Questa immagine della Sacra Famiglia è un’occasione di meditazione, in particolare nel periodo natalizio.
di Susanna Manzin
Il “Tondo Doni” di Michelangelo Buonarroti (realizzato nel 1506, attualmente conservato nella Galleria degli Uffizi di Firenze) era destinato ad arredare la casa degli sposi fiorentini Agnolo Doni e Maddalena Strozzi. La scena rappresentata è divisa in due spazi, ben separati da un muretto basso. Al di là del muro ci sono degli uomini nudi, ad uno di essi viene strappato il mantello con violenza. Nessuno di essi guarda la Sacra Famiglia, sembrano distratti, non hanno un obiettivo verso il quale camminare, un orientamento sicuro. Rappresentano l’umanità prima dell’Incarnazione, ma possono essere presi ad icona anche dell’uomo contemporaneo, relativista, materialista, che vive tutto preso da sé stesso, senza dignità, incapace di un corretto rapporto col suo prossimo, che non sa dove guardare, sicuramente non guarda a Cristo e alla Sua luce. Vengono in mente le parole di San Paolo: «Hanno scambiato la gloria dell’incorruttibile Dio con l’immagine e la figura dell’uomo corruttibile. Perciò Dio li ha abbandonati all’impurità secondo i desideri del loro cuore, sì da disonorare tra di loro i propri corpi» (Rm, 1, 22-24).
Al di là del muretto, ma con ben altro atteggiamento, c’è anche il piccolo Giovanni Battista: egli al contrario degli altri uomini sa dove bisogna volgere lo sguardo, infatti contempla Gesù con sguardo estatico. Non è nudo, ha un vestitino che sembra presagire le vesti di penitenza che indosserà quando, adulto, predicherà l’avvento del Messia sulle rive del fiume Giordano. In primo piano, al di qua del muro, ecco la Sacra Famiglia: Giuseppe guarda il Bambino con premura e attenzione paterna, è canuto ma forte e deciso. Porge Gesù a Maria che con una torsione del corpo lo accoglie, coprendolo amorevolmente con il mantello dorato. Mentre i personaggi sullo sfondo sono collocati in un paesaggio grigio e arido, Maria e Giuseppe appoggiano i piedi nudi su un morbido prato verde. La Madonna ha in grembo un libro, che evidentemente stava leggendo, ma che ha lasciato per prendere il Bambino: quella Parola che ha ricevuto dall’Antico Testamento ora si è fatta carne. Le vesti dei tre personaggi sono eleganti, lucide, sembrano di seta, hanno colori vivaci e fortemente simbolici: il rosa e il blu della veste della Madonna, l’oro del mantello di Giuseppe con il quale Gesù viene coperto. Maria, che indossa anche una bella collana, personaggio centrale del dipinto, è rappresentata come una donna forte, le sue braccia sono muscolose. La Sacra Famiglia è quasi racchiusa in un cerchio, i tre sono stretti gli uni agli altri e i genitori guardano entrambi Gesù e lo abbracciano esprimendo tutta la loro attenzione e cura verso il prezioso dono che è stato loro affidato. Come scrive Suor Maria Gloria Riva: «Adamo ed Eva dopo il peccato furono colpiti nelle loro relazioni: con la sua Incarnazione Cristo, nuovo Adamo, inaugura relazioni totalmente rinnovate dall’Amore» (Maria Gloria Riva, Nell’arte lo stupore di una presenza, San Paolo 2004, pag. 36).

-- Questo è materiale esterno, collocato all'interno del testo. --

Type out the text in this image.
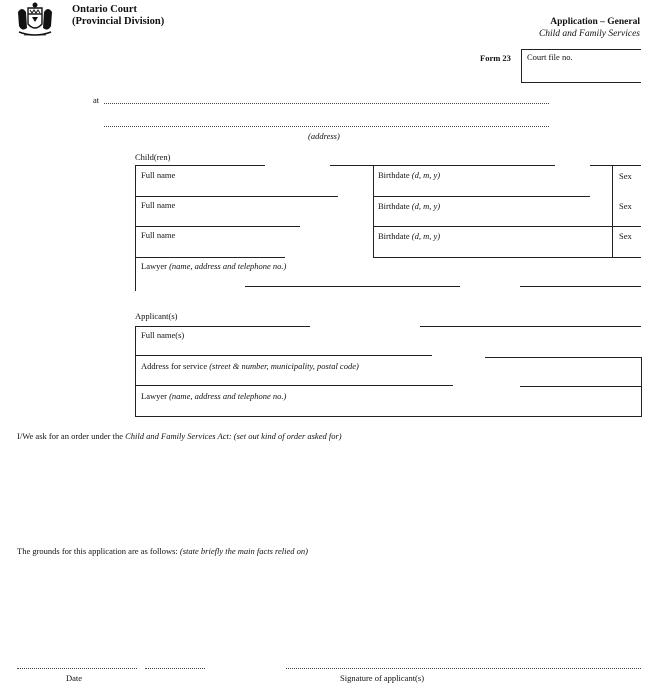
Ontario Court
(Provincial Division)	Application – General
Child and Family Services
Form 23 Court file no.
at
(address)
Child(ren)
Full name	Birthdate (d, m, y)	Sex
Full name	Birthdate (d, m, y)	Sex
Full name	Birthdate (d, m, y)	Sex
Lawyer (name, address and telephone no.)
Applicant(s)
Full name(s)
Address for service (street & number, municipality, postal code)
Lawyer (name, address and telephone no.)
I/We ask for an order under the Child and Family Services Act: (set out kind of order asked for)
The grounds for this application are as follows: (state briefly the main facts relied on)
Date	Signature of applicant(s)
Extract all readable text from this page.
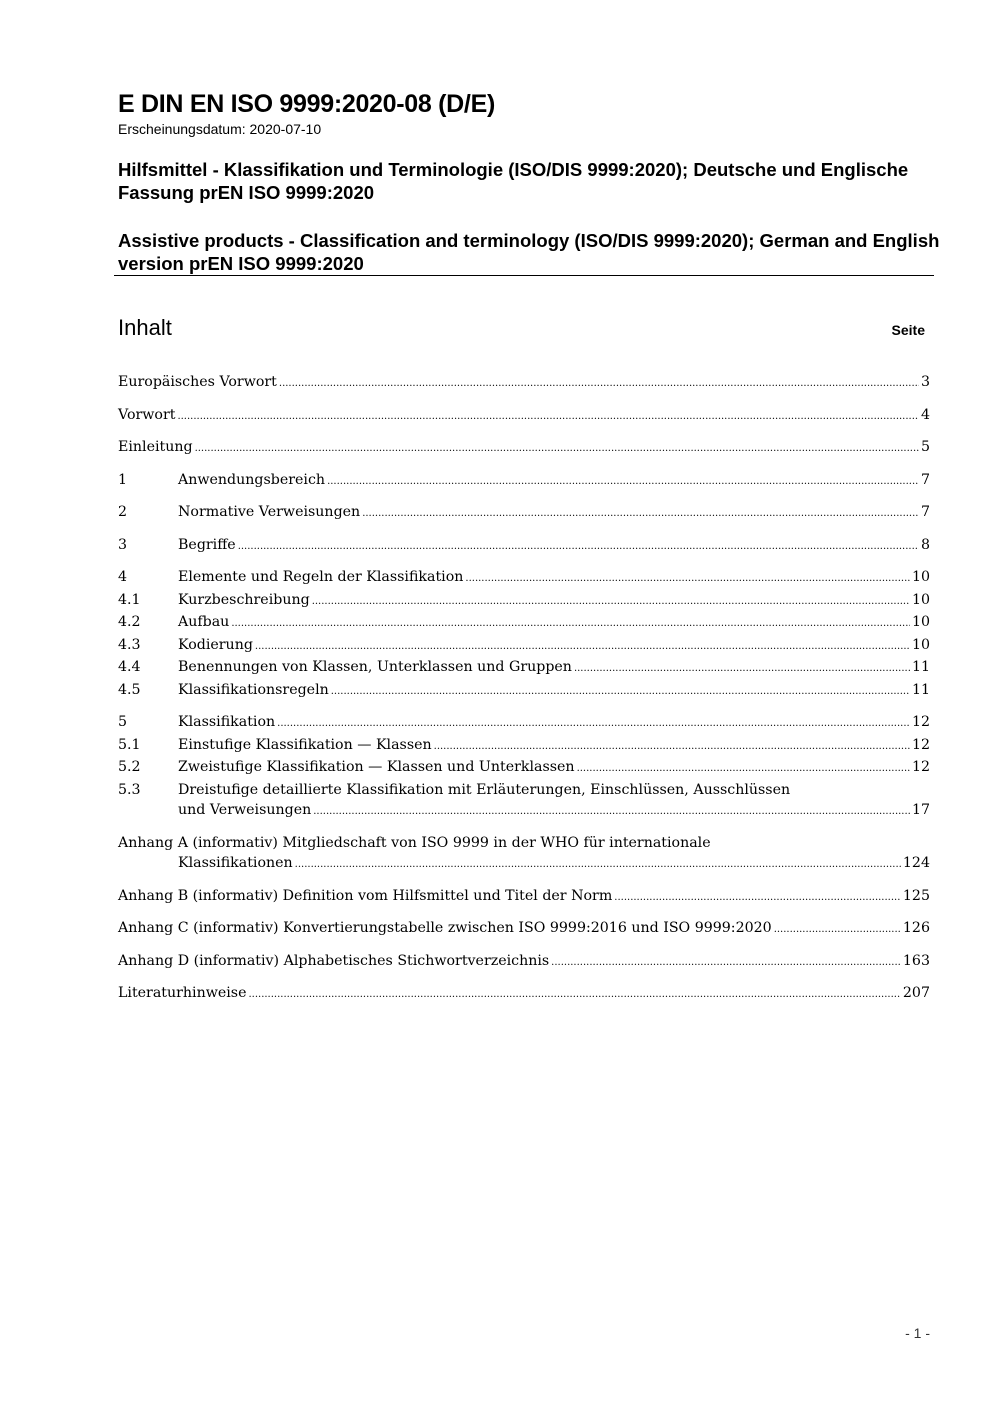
E DIN EN ISO 9999:2020-08 (D/E)
Erscheinungsdatum: 2020-07-10
Hilfsmittel - Klassifikation und Terminologie (ISO/DIS 9999:2020); Deutsche und Englische Fassung prEN ISO 9999:2020
Assistive products - Classification and terminology (ISO/DIS 9999:2020); German and English version prEN ISO 9999:2020
Inhalt	Seite
Europäisches Vorwort .....	3
Vorwort .....	4
Einleitung .....	5
1	Anwendungsbereich .....	7
2	Normative Verweisungen .....	7
3	Begriffe .....	8
4	Elemente und Regeln der Klassifikation .....	10
4.1	Kurzbeschreibung .....	10
4.2	Aufbau .....	10
4.3	Kodierung .....	10
4.4	Benennungen von Klassen, Unterklassen und Gruppen .....	11
4.5	Klassifikationsregeln .....	11
5	Klassifikation .....	12
5.1	Einstufige Klassifikation — Klassen .....	12
5.2	Zweistufige Klassifikation — Klassen und Unterklassen .....	12
5.3	Dreistufige detaillierte Klassifikation mit Erläuterungen, Einschlüssen, Ausschlüssen
und Verweisungen .....	17
Anhang A (informativ) Mitgliedschaft von ISO 9999 in der WHO für internationale
Klassifikationen .....	124
Anhang B (informativ) Definition vom Hilfsmittel und Titel der Norm .....	125
Anhang C (informativ) Konvertierungstabelle zwischen ISO 9999:2016 und ISO 9999:2020 .....	126
Anhang D (informativ) Alphabetisches Stichwortverzeichnis .....	163
Literaturhinweise .....	207
- 1 -
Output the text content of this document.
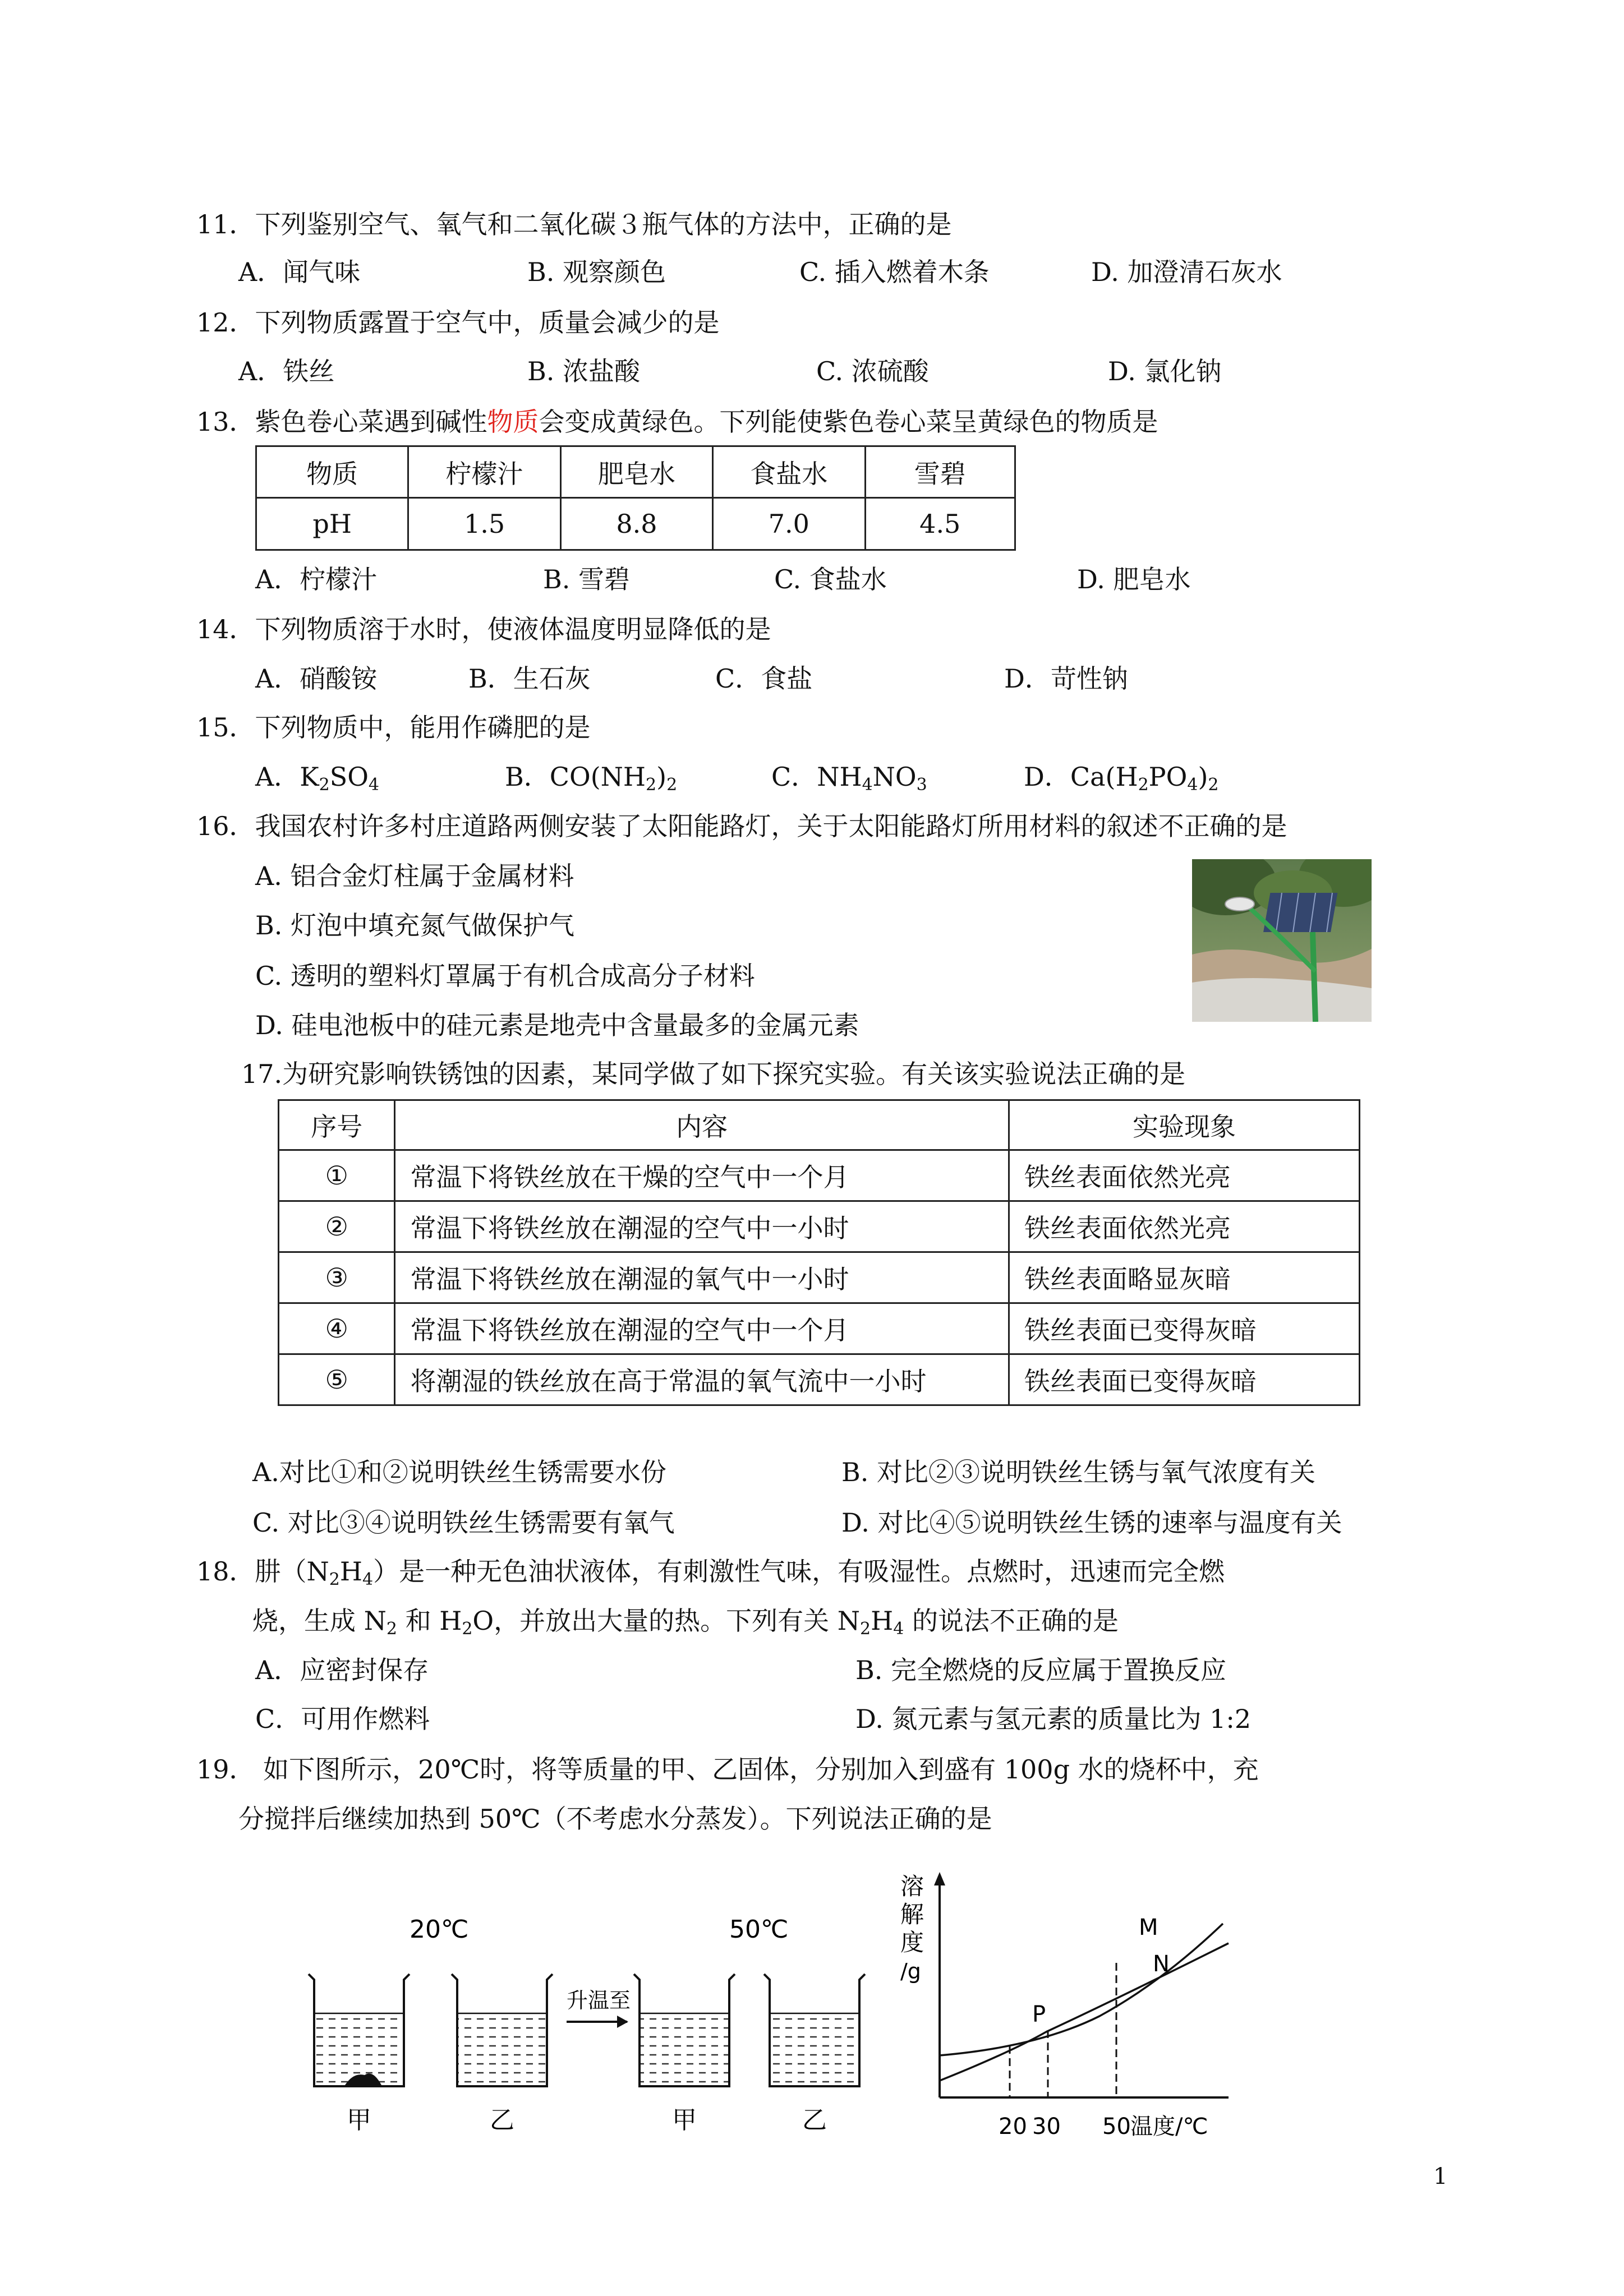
11．下列鉴别空气、氧气和二氧化碳３瓶气体的方法中，正确的是
A．闻气味	B. 观察颜色	C. 插入燃着木条	D. 加澄清石灰水
12．下列物质露置于空气中，质量会减少的是
A．铁丝	B. 浓盐酸	C. 浓硫酸	D. 氯化钠
13．紫色卷心菜遇到碱性物质会变成黄绿色。下列能使紫色卷心菜呈黄绿色的物质是
物质	柠檬汁	肥皂水	食盐水	雪碧
pH	1.5	8.8	7.0	4.5
A．柠檬汁	B. 雪碧	C. 食盐水	D. 肥皂水
14．下列物质溶于水时，使液体温度明显降低的是
A．硝酸铵	B．生石灰	C．食盐	D．苛性钠
15．下列物质中，能用作磷肥的是
A．$K_2SO_4$	B．$CO(NH_2)_2$	C．$NH_4NO_3$	D．$Ca(H_2PO_4)_2$
16．我国农村许多村庄道路两侧安装了太阳能路灯，关于太阳能路灯所用材料的叙述不正确的是
A. 铝合金灯柱属于金属材料
B. 灯泡中填充氮气做保护气
C. 透明的塑料灯罩属于有机合成高分子材料
D. 硅电池板中的硅元素是地壳中含量最多的金属元素
17.为研究影响铁锈蚀的因素，某同学做了如下探究实验。有关该实验说法正确的是
序号	内容	实验现象
①	常温下将铁丝放在干燥的空气中一个月	铁丝表面依然光亮
②	常温下将铁丝放在潮湿的空气中一小时	铁丝表面依然光亮
③	常温下将铁丝放在潮湿的氧气中一小时	铁丝表面略显灰暗
④	常温下将铁丝放在潮湿的空气中一个月	铁丝表面已变得灰暗
⑤	将潮湿的铁丝放在高于常温的氧气流中一小时	铁丝表面已变得灰暗
A.对比①和②说明铁丝生锈需要水份	B. 对比②③说明铁丝生锈与氧气浓度有关
C. 对比③④说明铁丝生锈需要有氧气	D. 对比④⑤说明铁丝生锈的速率与温度有关
18．肼$(N_2H_4)$是一种无色油状液体，有刺激性气味，有吸湿性。点燃时，迅速而完全燃
烧，生成 $N_2$ 和 $H_2O$，并放出大量的热。下列有关 $N_2H_4$ 的说法不正确的是
A．应密封保存	B. 完全燃烧的反应属于置换反应
C．可用作燃料	D. 氮元素与氢元素的质量比为 1:2
19． 如下图所示，20℃时，将等质量的甲、乙固体，分别加入到盛有 100g 水的烧杯中，充
分搅拌后继续加热到 50℃（不考虑水分蒸发）。下列说法正确的是
20℃	50℃
升温至
甲	乙	甲	乙
溶
解
度
/g
P
M
N
20 30 50 温度/℃
1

Quanti spunti di meditazione si possono trarre da questa immagine, capolavoro di arte ma anche di teologia. La nostra società è definita “società delle immagini”, ma anche nei secoli passati la comunicazione passava attraverso la vista e gli altri sensi. Ma quali immagini dominano oggi i media e i social network? Quali spunti cerca di trasmettere l’arte contemporanea, anche quella sacra? Utilizzare questi capolavori del passato, che racchiudono così tanti significati spirituali e dottrinali, è occasione di Nuova Evangelizzazione verso un’umanità che sempre più assomiglia ai personaggi al di là del muretto del “Tondo Doni”.